Mereka menyusuri jalur itu, kegelapan semakin pekat. Tiba-tiba, suara desisan tajam memecah kesunyian. Dari balik semak-semak, mata merah menyala mengintai. Makhluk bayangan, lebih kecil dari yang mereka temui di Gunung Cerah, namun lebih gesit dan agresif, muncul dari kegelapan.
"Serangan!" seru Jian, pedangnya siap. Ia bergerak cepat, mengayunkan pedangnya dengan tepat, menebas makhluk bayangan yang menyerang. Kai, dengan cepat meluncurkan mantra api kecil, membakar beberapa makhluk bayangan lainnya. Mei, sementara itu, mengarahkan cahaya Bintang Fajar, menciptakan dinding cahaya yang melindungi mereka dari serangan makhluk bayangan.
Pertarungan berlangsung singkat namun intens. Kemampuan masing-masing dari mereka saling melengkapi. Kecepatan dan ketepatan Jian, sihir api Kai, dan cahaya Bintang Fajar yang dipandu oleh insting Mei, terbukti efektif. Mereka berhasil mengalahkan makhluk bayangan tersebut, namun mereka tahu ini baru permulaan.

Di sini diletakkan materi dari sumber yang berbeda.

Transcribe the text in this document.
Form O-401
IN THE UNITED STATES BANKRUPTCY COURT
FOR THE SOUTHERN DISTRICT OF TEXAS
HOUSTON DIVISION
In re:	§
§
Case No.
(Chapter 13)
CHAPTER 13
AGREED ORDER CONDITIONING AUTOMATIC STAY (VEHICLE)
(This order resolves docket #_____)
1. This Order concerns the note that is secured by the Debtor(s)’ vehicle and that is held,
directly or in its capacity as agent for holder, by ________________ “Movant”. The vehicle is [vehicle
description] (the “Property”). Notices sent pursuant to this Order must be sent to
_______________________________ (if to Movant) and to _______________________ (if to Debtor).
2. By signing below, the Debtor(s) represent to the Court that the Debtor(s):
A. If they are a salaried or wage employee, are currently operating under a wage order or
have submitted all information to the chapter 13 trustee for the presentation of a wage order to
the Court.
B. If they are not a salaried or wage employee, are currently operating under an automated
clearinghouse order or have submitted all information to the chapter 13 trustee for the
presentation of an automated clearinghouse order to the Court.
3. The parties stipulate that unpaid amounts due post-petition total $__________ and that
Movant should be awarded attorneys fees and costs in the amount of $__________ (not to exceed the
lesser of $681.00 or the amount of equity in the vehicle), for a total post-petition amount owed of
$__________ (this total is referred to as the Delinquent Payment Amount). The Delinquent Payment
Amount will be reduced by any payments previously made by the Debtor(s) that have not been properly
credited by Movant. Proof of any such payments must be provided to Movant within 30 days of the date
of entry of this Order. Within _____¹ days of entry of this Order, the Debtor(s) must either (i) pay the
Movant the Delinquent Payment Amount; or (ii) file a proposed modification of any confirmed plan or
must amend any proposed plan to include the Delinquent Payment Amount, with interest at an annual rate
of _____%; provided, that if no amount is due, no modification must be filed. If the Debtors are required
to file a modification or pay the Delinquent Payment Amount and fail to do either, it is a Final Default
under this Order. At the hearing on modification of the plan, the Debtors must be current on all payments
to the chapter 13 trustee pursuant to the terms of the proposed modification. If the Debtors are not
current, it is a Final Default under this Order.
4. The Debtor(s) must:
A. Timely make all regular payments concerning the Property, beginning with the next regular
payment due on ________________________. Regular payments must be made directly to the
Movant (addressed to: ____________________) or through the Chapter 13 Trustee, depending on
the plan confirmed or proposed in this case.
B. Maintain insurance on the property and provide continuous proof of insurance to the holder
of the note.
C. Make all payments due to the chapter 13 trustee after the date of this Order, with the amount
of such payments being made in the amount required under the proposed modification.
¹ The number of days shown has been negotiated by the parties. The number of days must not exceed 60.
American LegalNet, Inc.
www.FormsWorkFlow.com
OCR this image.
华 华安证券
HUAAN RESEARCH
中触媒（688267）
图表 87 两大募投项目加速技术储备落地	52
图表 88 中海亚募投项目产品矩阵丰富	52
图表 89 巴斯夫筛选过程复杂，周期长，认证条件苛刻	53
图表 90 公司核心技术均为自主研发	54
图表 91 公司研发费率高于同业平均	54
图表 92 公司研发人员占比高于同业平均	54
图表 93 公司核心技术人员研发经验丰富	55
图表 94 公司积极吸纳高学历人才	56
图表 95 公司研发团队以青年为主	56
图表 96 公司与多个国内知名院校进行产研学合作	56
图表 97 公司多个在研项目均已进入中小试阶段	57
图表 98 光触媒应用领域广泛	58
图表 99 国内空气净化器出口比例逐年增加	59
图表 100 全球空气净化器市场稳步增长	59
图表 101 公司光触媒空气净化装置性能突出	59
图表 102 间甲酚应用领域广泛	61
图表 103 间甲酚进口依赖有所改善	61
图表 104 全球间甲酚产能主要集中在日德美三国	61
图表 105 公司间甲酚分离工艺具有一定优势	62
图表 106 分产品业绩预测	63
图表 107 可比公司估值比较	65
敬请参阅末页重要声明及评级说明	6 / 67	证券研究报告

Lebih dalam lagi mereka melangkah, kegelapan semakin pekat. Hutan itu terasa hidup, bernapas, dan penuh dengan bahaya yang tak terlihat. Bintang Fajar berdenyut semakin cepat, membimbing mereka menuju sumber kekuatan yang kuat.
Akhirnya, mereka sampai di sebuah lembah kecil. Di tengah lembah, sebuah altar kuno berdiri kokoh, terbuat dari batu hitam yang mengkilap. Di atas altar, tertancap sebuah pedang yang memancarkan aura gelap yang kuat Pedang Kegelapan.
Namun, sebelum mereka bisa mendekat, tanah bergetar. Dari balik altar, muncullah sebuah makhluk bayangan yang jauh lebih besar dan mengerikan daripada yang pernah mereka lihat sebelumnya. Makhluk itu menjulang tinggi, bayangannya menutupi seluruh lembah. Mata merah menyala menatap mereka dengan penuh amarah.
"Pedang Kegelapan adalah milikku!" raungan makhluk itu menggema di seluruh lembah. "Kalian tidak akan pernah mendapatkannya!"
Jian, Mei, dan Kai saling berpandangan. Mereka tahu bahwa pertarungan yang sesungguhnya baru akan dimulai. Mereka harus mengalahkan makhluk bayangan yang mengerikan ini untuk mendapatkan Pedang Kegelapan dan menyelamatkan dunia Aurora.